The Central Banker’s New Shiny Tool

There are many out there who would have you believe that the central banks are out of tricks.. And that your only hope is to buy their newsletter product or trading service (both of which encourage you to ‘invest’ in a system they themselves claim is doomed). There are still quite a few moves before the call of ‘checkmate’ is heard. The ‘cash escape inhibitor’ is one such move.

Negative interests rates are the shiny new thing that everyone wants to talk about. I hate to ruin a good plot line, but they’re actually kind of boring; just conventional monetary policy except in negative rate space. Same old tool, different sign.

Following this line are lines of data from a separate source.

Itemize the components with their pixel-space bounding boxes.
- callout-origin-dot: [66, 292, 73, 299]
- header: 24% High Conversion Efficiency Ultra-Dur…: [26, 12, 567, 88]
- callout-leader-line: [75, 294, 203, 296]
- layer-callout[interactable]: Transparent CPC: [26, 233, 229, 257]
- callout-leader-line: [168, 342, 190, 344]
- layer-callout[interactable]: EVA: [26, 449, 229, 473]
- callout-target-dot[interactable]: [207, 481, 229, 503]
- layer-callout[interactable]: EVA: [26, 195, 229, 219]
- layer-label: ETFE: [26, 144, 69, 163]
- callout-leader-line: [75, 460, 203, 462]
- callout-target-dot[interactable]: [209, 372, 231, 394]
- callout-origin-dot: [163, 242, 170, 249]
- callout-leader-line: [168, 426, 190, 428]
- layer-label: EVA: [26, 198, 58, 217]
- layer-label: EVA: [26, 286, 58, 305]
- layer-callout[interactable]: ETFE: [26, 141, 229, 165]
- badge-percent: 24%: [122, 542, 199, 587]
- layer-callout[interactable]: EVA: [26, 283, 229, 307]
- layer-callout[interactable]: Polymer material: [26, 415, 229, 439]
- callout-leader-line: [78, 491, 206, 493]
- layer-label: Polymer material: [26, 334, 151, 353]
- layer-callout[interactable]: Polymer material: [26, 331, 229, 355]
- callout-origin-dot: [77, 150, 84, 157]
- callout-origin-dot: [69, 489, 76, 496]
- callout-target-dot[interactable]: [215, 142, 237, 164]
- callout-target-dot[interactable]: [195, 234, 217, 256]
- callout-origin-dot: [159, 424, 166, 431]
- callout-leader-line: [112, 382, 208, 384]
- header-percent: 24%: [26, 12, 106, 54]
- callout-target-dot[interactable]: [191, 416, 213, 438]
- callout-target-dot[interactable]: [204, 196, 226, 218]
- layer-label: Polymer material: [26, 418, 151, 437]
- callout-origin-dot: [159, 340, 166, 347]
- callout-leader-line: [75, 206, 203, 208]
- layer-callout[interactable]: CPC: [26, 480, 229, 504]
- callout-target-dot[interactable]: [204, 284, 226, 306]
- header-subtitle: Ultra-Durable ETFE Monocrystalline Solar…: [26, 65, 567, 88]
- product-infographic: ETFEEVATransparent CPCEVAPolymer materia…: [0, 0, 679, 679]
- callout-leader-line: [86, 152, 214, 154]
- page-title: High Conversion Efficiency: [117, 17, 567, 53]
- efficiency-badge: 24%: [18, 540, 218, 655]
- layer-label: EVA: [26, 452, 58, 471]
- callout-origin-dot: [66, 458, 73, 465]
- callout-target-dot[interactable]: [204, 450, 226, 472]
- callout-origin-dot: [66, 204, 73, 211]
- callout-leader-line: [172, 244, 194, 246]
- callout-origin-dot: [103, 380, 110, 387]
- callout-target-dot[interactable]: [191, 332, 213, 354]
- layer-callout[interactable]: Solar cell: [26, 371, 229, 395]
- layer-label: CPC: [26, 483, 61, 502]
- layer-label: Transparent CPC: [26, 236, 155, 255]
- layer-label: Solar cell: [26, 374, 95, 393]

What about the tiering mechanisms that have been introduced by the Bank of Japan, Swiss National Bank, and Danmarks Nationalbank? Aren’t they new? The SNB, for instance, provides anexemption threshold whereby any amount of deposits that a bank holds above a certain amount is charged -0.75% but everything within the exemption incurs no penalty. As for the Bank of Japan, it has three tiers: reserves up to a certain level (the ‘basic balance’) are allowed to earn 0.1%, the next tier earns 0%, and all remaining reserves above that are docked -0.1%.

But as Nick Rowe writes, negative rate tiers—which can be thought of as maximum allowed reserves—are simply the mirror image of minimum required reserves at positive rates. So tiering isn’t an innovation, it’s just the same old tool we learnt in Macro 101, except in reverse.

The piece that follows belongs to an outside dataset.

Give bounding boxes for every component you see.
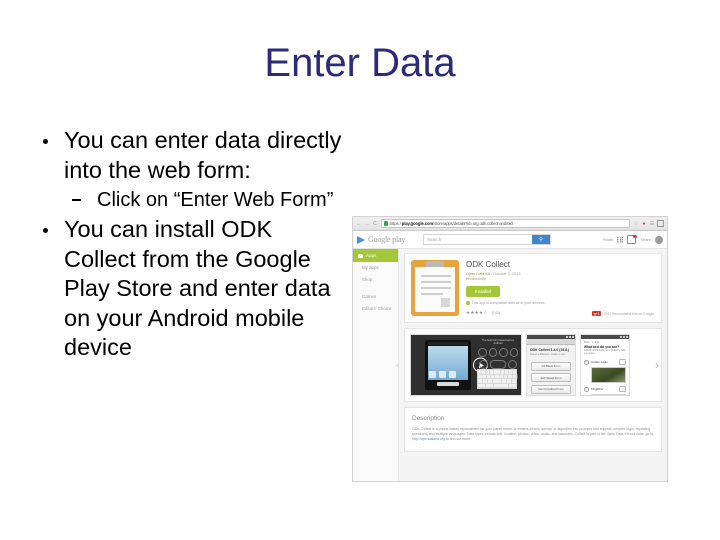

No, the novel tool that has been created is what I’m going to call a cash escape inhibitor.

Consider this. When central bank deposit rates are positive, banks will try to minimize storage of 0%-yielding banknotes by converting them into deposits at the central bank. When rates fall into negative territory, banks do the opposite; they try to maximize storage of 0% banknote storage. Nothing novel here, just mirror images.

But an asymmetry emerges. Central bankers don’t care if banks minimize the storage of banknotes when rates are positive, but they do care about the maximization of paper storage at negative rates. After all, if banks escape from negative yielding central bank deposits into 0% yielding cash, this spells the end of monetary policy. Because once every bank holds only cash, the central bank has effectively lost its interest rate tool.

If you really want to find something innovative in the shift from positive to negative rate territory, it’s the mechanism that central bankers have instituted to inhibit the combined threat of mass paper storage and monetary policy impotence. Designed by the Swiss and recently adopted by the Bank of Japan, these cash escape inhibitors have no counterpart in positive rate land.

The mechanics of cash escape inhibitors

Cash escape inhibitors delay the onset of mass paper storage by penalizing any bank that tries to replace their holdings of negative yielding central bank deposits with 0%-yielding cash. The best way to get a feel for how they work is through an example. Say a central bank has issued a total of $1000 in deposits, all of it held by banks. The central bank currently charges banks 0% on deposits. Let’s assume that if banks choose to hold cash in their vaults they will face handling & storage costs of 0.9% a year.